Default value of gzip_proxied

I recently bumped into some trouble with a client caching uncompressed
data
without understanding where it came from.

After long investigation on what appeared to be random, I narrowed it to
the gzip_proxied
http://nginx.org/en/docs/http/ngx_http_gzip_module.html#gzip_proxied
directive. Return content from webserver was supposed to be always
compressed (as compressed data is generally better than uncompressed
whenever possible), but when requests coming from clients behind proxies
resulted in MISS, the returned content was uncompressed and stored as
such
in cache… thus serving cached uncompressed data to final clients.

​Why is the default value of that directive ‘off’? What is the problem
with
sneding compressed data to proxies? Why have you decided on such a
default
value?

Thanks,

B. R.

Hello!

On Fri, Mar 20, 2015 at 07:41:59PM +0100, B.R. wrote:

in cache… thus serving cached uncompressed data to final clients.

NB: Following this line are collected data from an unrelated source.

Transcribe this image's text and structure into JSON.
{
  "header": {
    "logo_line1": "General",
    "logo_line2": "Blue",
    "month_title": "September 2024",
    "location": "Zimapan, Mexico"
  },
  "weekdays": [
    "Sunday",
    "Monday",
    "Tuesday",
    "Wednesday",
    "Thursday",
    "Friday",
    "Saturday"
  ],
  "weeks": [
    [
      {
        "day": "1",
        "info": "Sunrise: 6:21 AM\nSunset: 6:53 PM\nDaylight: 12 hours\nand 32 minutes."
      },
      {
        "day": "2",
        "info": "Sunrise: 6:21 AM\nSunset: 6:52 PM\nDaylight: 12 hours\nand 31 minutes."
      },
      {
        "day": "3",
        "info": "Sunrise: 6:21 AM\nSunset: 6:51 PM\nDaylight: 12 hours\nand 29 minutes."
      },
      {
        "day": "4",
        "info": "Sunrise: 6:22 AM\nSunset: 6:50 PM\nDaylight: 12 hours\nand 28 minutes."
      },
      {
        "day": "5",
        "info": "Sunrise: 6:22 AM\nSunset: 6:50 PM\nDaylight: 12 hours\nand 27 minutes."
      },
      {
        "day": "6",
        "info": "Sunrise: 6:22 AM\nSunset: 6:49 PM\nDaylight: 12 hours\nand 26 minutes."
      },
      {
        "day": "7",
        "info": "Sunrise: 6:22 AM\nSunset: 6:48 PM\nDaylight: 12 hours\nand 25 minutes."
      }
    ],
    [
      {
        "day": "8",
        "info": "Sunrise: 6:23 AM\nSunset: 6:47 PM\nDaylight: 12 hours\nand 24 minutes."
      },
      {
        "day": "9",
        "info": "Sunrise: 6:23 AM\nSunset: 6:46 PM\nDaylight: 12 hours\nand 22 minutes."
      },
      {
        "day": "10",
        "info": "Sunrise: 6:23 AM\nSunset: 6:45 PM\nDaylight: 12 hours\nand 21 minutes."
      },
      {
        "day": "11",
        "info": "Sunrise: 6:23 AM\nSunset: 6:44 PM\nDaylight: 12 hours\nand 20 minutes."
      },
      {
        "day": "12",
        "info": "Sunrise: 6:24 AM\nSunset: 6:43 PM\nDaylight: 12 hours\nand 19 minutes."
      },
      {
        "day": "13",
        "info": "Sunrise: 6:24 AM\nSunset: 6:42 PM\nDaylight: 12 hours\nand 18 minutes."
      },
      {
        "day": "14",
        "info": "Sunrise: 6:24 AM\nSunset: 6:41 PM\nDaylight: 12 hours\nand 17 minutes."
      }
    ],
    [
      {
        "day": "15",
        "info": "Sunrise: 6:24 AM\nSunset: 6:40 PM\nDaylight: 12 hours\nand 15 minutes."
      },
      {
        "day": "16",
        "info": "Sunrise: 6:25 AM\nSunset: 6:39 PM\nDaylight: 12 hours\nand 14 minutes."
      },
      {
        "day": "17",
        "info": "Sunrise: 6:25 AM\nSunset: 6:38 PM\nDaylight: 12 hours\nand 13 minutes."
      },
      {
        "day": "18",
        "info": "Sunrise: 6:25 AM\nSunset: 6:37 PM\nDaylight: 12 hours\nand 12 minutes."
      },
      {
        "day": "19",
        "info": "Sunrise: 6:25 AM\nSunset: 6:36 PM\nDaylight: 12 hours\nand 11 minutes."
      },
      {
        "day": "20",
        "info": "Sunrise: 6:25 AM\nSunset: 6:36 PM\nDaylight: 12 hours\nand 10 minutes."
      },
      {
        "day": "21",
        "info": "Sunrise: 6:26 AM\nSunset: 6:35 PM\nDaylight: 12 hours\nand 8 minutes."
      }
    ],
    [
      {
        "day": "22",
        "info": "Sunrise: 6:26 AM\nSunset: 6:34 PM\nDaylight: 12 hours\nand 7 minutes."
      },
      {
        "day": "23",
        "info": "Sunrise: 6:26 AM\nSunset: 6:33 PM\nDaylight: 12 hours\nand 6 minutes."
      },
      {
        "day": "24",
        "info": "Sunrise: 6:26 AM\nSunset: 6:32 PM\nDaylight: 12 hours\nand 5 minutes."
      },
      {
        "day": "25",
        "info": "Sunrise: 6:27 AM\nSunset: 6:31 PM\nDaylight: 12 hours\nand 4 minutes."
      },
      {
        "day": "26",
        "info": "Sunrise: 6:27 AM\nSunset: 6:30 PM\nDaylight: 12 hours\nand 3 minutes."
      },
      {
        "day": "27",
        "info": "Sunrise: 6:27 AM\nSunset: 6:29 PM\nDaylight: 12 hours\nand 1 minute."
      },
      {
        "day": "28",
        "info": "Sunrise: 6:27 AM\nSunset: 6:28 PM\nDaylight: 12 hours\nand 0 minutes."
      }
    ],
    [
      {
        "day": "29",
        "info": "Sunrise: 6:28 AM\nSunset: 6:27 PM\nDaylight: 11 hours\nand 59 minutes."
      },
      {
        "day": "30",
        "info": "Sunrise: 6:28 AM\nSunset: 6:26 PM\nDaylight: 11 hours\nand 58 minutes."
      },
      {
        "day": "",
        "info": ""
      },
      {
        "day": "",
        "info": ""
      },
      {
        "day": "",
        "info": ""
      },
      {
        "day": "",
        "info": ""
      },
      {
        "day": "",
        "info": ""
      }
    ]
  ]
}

​Why is the default value of that directive ‘off’? What is the problem with
sneding compressed data to proxies? Why have you decided on such a default
value?

Because not all clients support compression, and it’s not possible
to instruct HTTP/1.0 proxies to serve compressed version only to
some clients. In HTTP/1.1 there is a Vary header for this, but
nevertheless it’s usually bad idea to use it as it causes huge
cache duplication.


Maxim D.
http://nginx.org/

Hello Maxim,

So HTTP/1.0 is the reason of all that.
Now I also understand why there are those parameters allowing to
compress
data that should not be cached: nginx as webserver tries to be smarter
than
those dumb HTTP/1.0 proxies.

I was wondering, though: are there real numbers to back this
compatibility
thing?
Is not there a point in time when the horizon could be set, denying
backwards compatibility for older software/standards?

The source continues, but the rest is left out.